Efficient inference of CNN models requires large amount data movement. This is energy hungry. For traditional digital accelerators, the memory is made with compiled SRAM. During run time, weights of the model, input, and output all need to be moved to and from the memory. In-memory-compute is proposed to reduce the amount of data movement by putting the data-path much closer to the memory cells. This becomes even more effective if the whole model, of moderate size, can be stored at once on the chip. This is very often the case for edge applications.
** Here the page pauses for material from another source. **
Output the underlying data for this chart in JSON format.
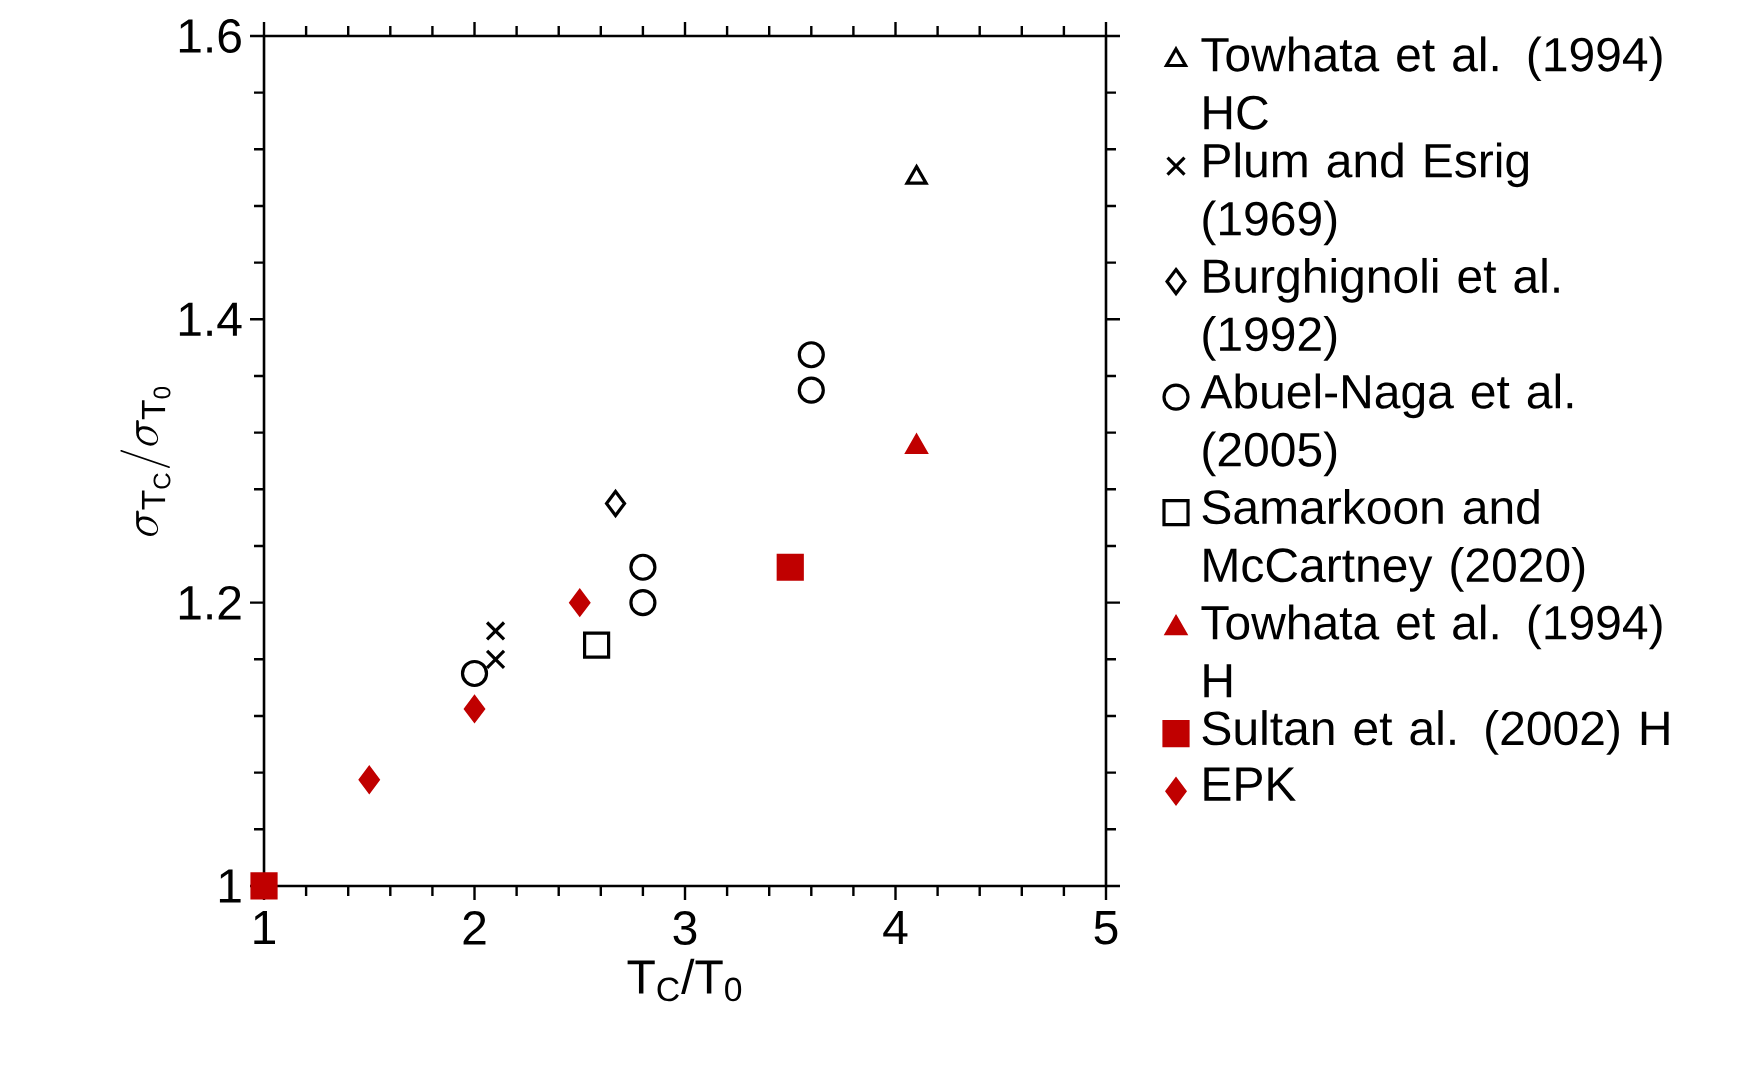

Researchers firstly focused on analog in-memory-compute (AIMC), which performs well with low precision. The main drawback of AIMC is that modification of bit-cell is usually needed, and sophisticated analog circuits are needed to lower the impact of variability. This result in low area efficiency for most published AIMC macros. Digital in-memory-compute (DIMC), on the other hand, is more robust to variability. Thus IMC can achieve potentially much higher density. We proposed a 128KB DIMC macro in 16nm finFET. The macro's area is 0.5mm2, achieving max 23.8TOPs/W for 8b MAC. Storage density of this macro is 256kB/mm2. Compute density is 0.364TOPs/mm2. Among all >10kB IMC designs, we achieved the highest FoM (defined as storage density (kB/mm2) * compute density (TOPs/mm2)). DIMC opens a realm of options for effeceinte calucation of AI algorithms on the edge.
W. Jiang, P. Houshmand, M. Verhelst and W. Dehaene, "A 16nm 128kB high-density fully digital In Memory Compute macro with reverse SRAM pre-charge achieving 0.36TOPs/mm2, 256kB/mm2 and 23. 8TOPs/W," ESSCIRC 2023- IEEE 49th European Solid State Circuits Conference (ESSCIRC), Lisbon, Portugal, 2023, pp. 409-412, doi: 10.1109/ESSCIRC59616.2023.10268774.